I'm downloading data from polygon api and after checking the documentation, I realized that there is some kind of a rate limit in terms of response size which will consist of 5000 records per request. Let's say I need to download several months worth of data, it looks like there is no one-liner solution that fetches all the data for the specified period at once.
Here's what the response looks like for 4 day data points that I get using requests.get('query').json()
:
{
"ticker":"AAPL",
"status":"OK",
"queryCount":4,
"resultsCount":4,
"adjusted":True,
"results":[
{
"v":152050116.0,
"vw":132.8458,
"o":132.76,
"c":134.18,
"h":134.8,
"l":130.53,
"t":1598932800000,
"n":1
},
{
"v":200117202.0,
"vw":131.6134,
"o":137.59,
"c":131.4,
"h":137.98,
"l":127,
"t":1599019200000,
"n":1
},
{
"v":257589206.0,
"vw":123.526,
"o":126.91,
"c":120.88,
"h":128.84,
"l":120.5,
"t":1599105600000,
"n":1
},
{
"v":336546289.0,
"vw":117.9427,
"o":120.07,
"c":120.96,
"h":123.7,
"l":110.89,
"t":1599192000000,
"n":1
}
],
"request_id":"bf5f3d5baa930697621b97269f9ccaeb"
}
I thought the fastest way is to write the content as is and process it later
with open(out_file, 'a') as out:
out.write(f'{response.json()["results"][0]}\n')
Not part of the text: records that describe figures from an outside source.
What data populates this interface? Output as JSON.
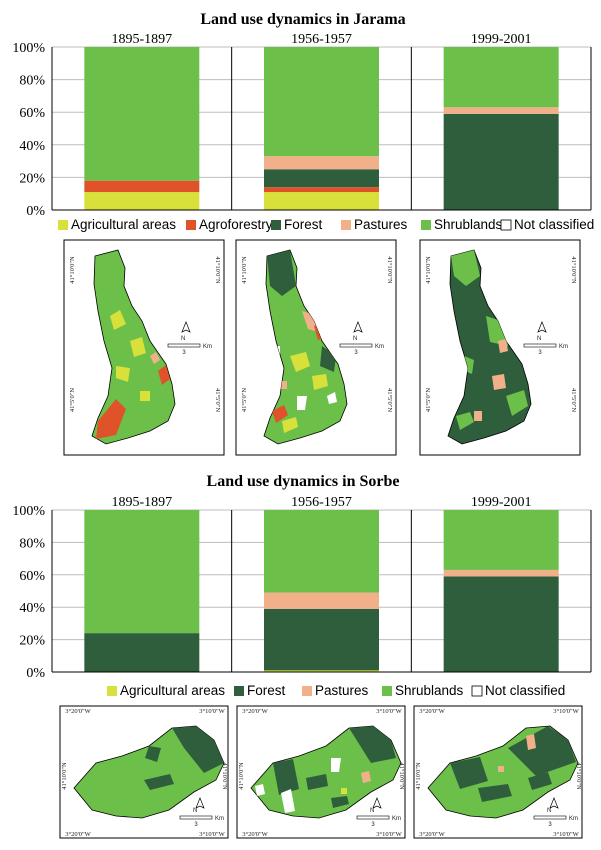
{
  "colors": {
    "agricultural": "#d8e03a",
    "agroforestry": "#e0522a",
    "forest": "#2e5e3c",
    "pastures": "#f2b08a",
    "shrublands": "#6cc04a",
    "not_classified": "#ffffff"
  },
  "chart_data": [
    {
      "type": "bar",
      "stacked": true,
      "title": "Land use dynamics in Jarama",
      "categories": [
        "1895-1897",
        "1956-1957",
        "1999-2001"
      ],
      "ylim": [
        0,
        100
      ],
      "yticks": [
        "0%",
        "20%",
        "40%",
        "60%",
        "80%",
        "100%"
      ],
      "series": [
        {
          "name": "Agricultural areas",
          "color_key": "agricultural",
          "values": [
            11,
            11,
            0
          ]
        },
        {
          "name": "Agroforestry",
          "color_key": "agroforestry",
          "values": [
            7,
            3,
            0
          ]
        },
        {
          "name": "Forest",
          "color_key": "forest",
          "values": [
            0,
            11,
            59
          ]
        },
        {
          "name": "Pastures",
          "color_key": "pastures",
          "values": [
            0,
            8,
            4
          ]
        },
        {
          "name": "Shrublands",
          "color_key": "shrublands",
          "values": [
            82,
            67,
            37
          ]
        },
        {
          "name": "Not classified",
          "color_key": "not_classified",
          "values": [
            0,
            0,
            0
          ]
        }
      ],
      "legend": [
        "Agricultural areas",
        "Agroforestry",
        "Forest",
        "Pastures",
        "Shrublands",
        "Not classified"
      ],
      "grid": true
    },
    {
      "type": "bar",
      "stacked": true,
      "title": "Land use dynamics in Sorbe",
      "categories": [
        "1895-1897",
        "1956-1957",
        "1999-2001"
      ],
      "ylim": [
        0,
        100
      ],
      "yticks": [
        "0%",
        "20%",
        "40%",
        "60%",
        "80%",
        "100%"
      ],
      "series": [
        {
          "name": "Agricultural areas",
          "color_key": "agricultural",
          "values": [
            0,
            1,
            0
          ]
        },
        {
          "name": "Forest",
          "color_key": "forest",
          "values": [
            24,
            38,
            59
          ]
        },
        {
          "name": "Pastures",
          "color_key": "pastures",
          "values": [
            0,
            10,
            4
          ]
        },
        {
          "name": "Shrublands",
          "color_key": "shrublands",
          "values": [
            76,
            51,
            37
          ]
        },
        {
          "name": "Not classified",
          "color_key": "not_classified",
          "values": [
            0,
            0,
            0
          ]
        }
      ],
      "legend": [
        "Agricultural areas",
        "Forest",
        "Pastures",
        "Shrublands",
        "Not classified"
      ],
      "grid": true
    }
  ],
  "maps": {
    "jarama": {
      "lat_top": "41°10'0\"N",
      "lat_bottom": "41°5'0\"N",
      "scale_label": "3",
      "scale_unit": "Km",
      "north": "N"
    },
    "sorbe": {
      "lon_left": "3°20'0\"W",
      "lon_right": "3°10'0\"W",
      "lat": "41°10'0\"N",
      "scale_label": "3",
      "scale_unit": "Km",
      "north": "N"
    }
  }
}
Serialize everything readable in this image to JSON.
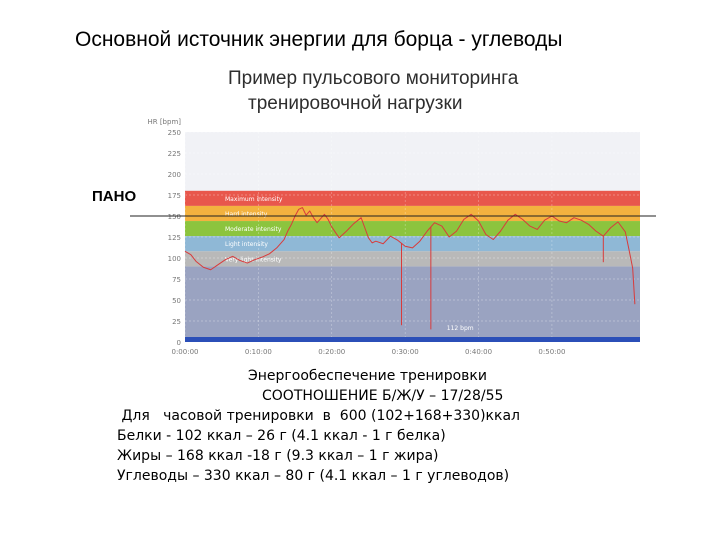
{
  "page": {
    "title": "Основной источник энергии для борца - углеводы",
    "subtitle_line1": "Пример пульсового мониторинга",
    "subtitle_line2": "тренировочной нагрузки",
    "pano_label": "ПАНО"
  },
  "chart_data": {
    "type": "line",
    "ylabel": "HR [bpm]",
    "ylim": [
      0,
      250
    ],
    "y_ticks": [
      0,
      25,
      50,
      75,
      100,
      125,
      150,
      175,
      200,
      225,
      250
    ],
    "x_ticks": [
      "0:00:00",
      "0:10:00",
      "0:20:00",
      "0:30:00",
      "0:40:00",
      "0:50:00"
    ],
    "xlim_minutes": [
      0,
      62
    ],
    "zones": [
      {
        "name": "Maximum intensity",
        "from": 162,
        "to": 180,
        "color": "#e8574c"
      },
      {
        "name": "Hard intensity",
        "from": 144,
        "to": 162,
        "color": "#f3b23f"
      },
      {
        "name": "Moderate intensity",
        "from": 126,
        "to": 144,
        "color": "#8cc43e"
      },
      {
        "name": "Light intensity",
        "from": 108,
        "to": 126,
        "color": "#8fb8d6"
      },
      {
        "name": "Very light intensity",
        "from": 90,
        "to": 108,
        "color": "#b9b9b9"
      }
    ],
    "lower_region_color": "#9aa3c1",
    "pano_line_bpm": 150,
    "annotation": "112 bpm",
    "series": [
      {
        "color": "#d83b3b",
        "x": [
          0,
          0.8,
          1.5,
          2.5,
          3.5,
          4.5,
          5.5,
          6.5,
          7.5,
          8.5,
          9.5,
          10.5,
          11.5,
          12.5,
          13.5,
          14,
          14.5,
          15,
          15.5,
          16,
          16.5,
          17,
          17.5,
          18,
          19,
          19.5,
          20,
          21,
          22,
          23,
          24,
          24.5,
          25,
          25.5,
          26,
          27,
          28,
          29,
          30,
          31,
          32,
          33,
          34,
          35,
          36,
          37,
          38,
          39,
          40,
          41,
          42,
          43,
          44,
          45,
          46,
          47,
          48,
          49,
          50,
          51,
          52,
          53,
          54,
          55,
          56,
          57,
          58,
          59,
          60,
          60.5,
          61,
          61.3
        ],
        "y": [
          108,
          104,
          96,
          89,
          86,
          92,
          98,
          102,
          97,
          94,
          98,
          101,
          105,
          112,
          122,
          132,
          140,
          150,
          158,
          160,
          151,
          156,
          148,
          142,
          152,
          146,
          137,
          124,
          132,
          141,
          148,
          136,
          124,
          118,
          120,
          117,
          126,
          121,
          114,
          112,
          120,
          132,
          142,
          138,
          125,
          132,
          146,
          152,
          144,
          128,
          122,
          132,
          145,
          152,
          146,
          138,
          134,
          145,
          150,
          144,
          142,
          148,
          145,
          140,
          132,
          126,
          136,
          143,
          131,
          110,
          88,
          45
        ]
      }
    ],
    "spikes": [
      {
        "x": 29.5,
        "y": 20
      },
      {
        "x": 33.5,
        "y": 15
      },
      {
        "x": 57,
        "y": 95
      }
    ]
  },
  "text_block": {
    "line1": "Энергообеспечение тренировки",
    "line2": "СООТНОШЕНИЕ Б/Ж/У – 17/28/55",
    "line3": " Для   часовой тренировки  в  600 (102+168+330)ккал",
    "line4": "Белки -  102 ккал – 26 г (4.1 ккал - 1 г белка)",
    "line5": "Жиры – 168 ккал -18 г (9.3 ккал – 1 г жира)",
    "line6": "Углеводы – 330 ккал – 80 г (4.1 ккал – 1 г углеводов)"
  }
}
And later after I download what I needed, will read the file and convert the data to a json file using pandas:
pd.DataFrame([eval(item) for item in open('out_file.txt')]).to_json('out_file.json')
Is there a better way of achieving the same thing? If anyone is familiar with scrapy feed exports, is there a way of dumping the data to json file during the run without saving anything to memory which i think is the same fashion as scrapy operates.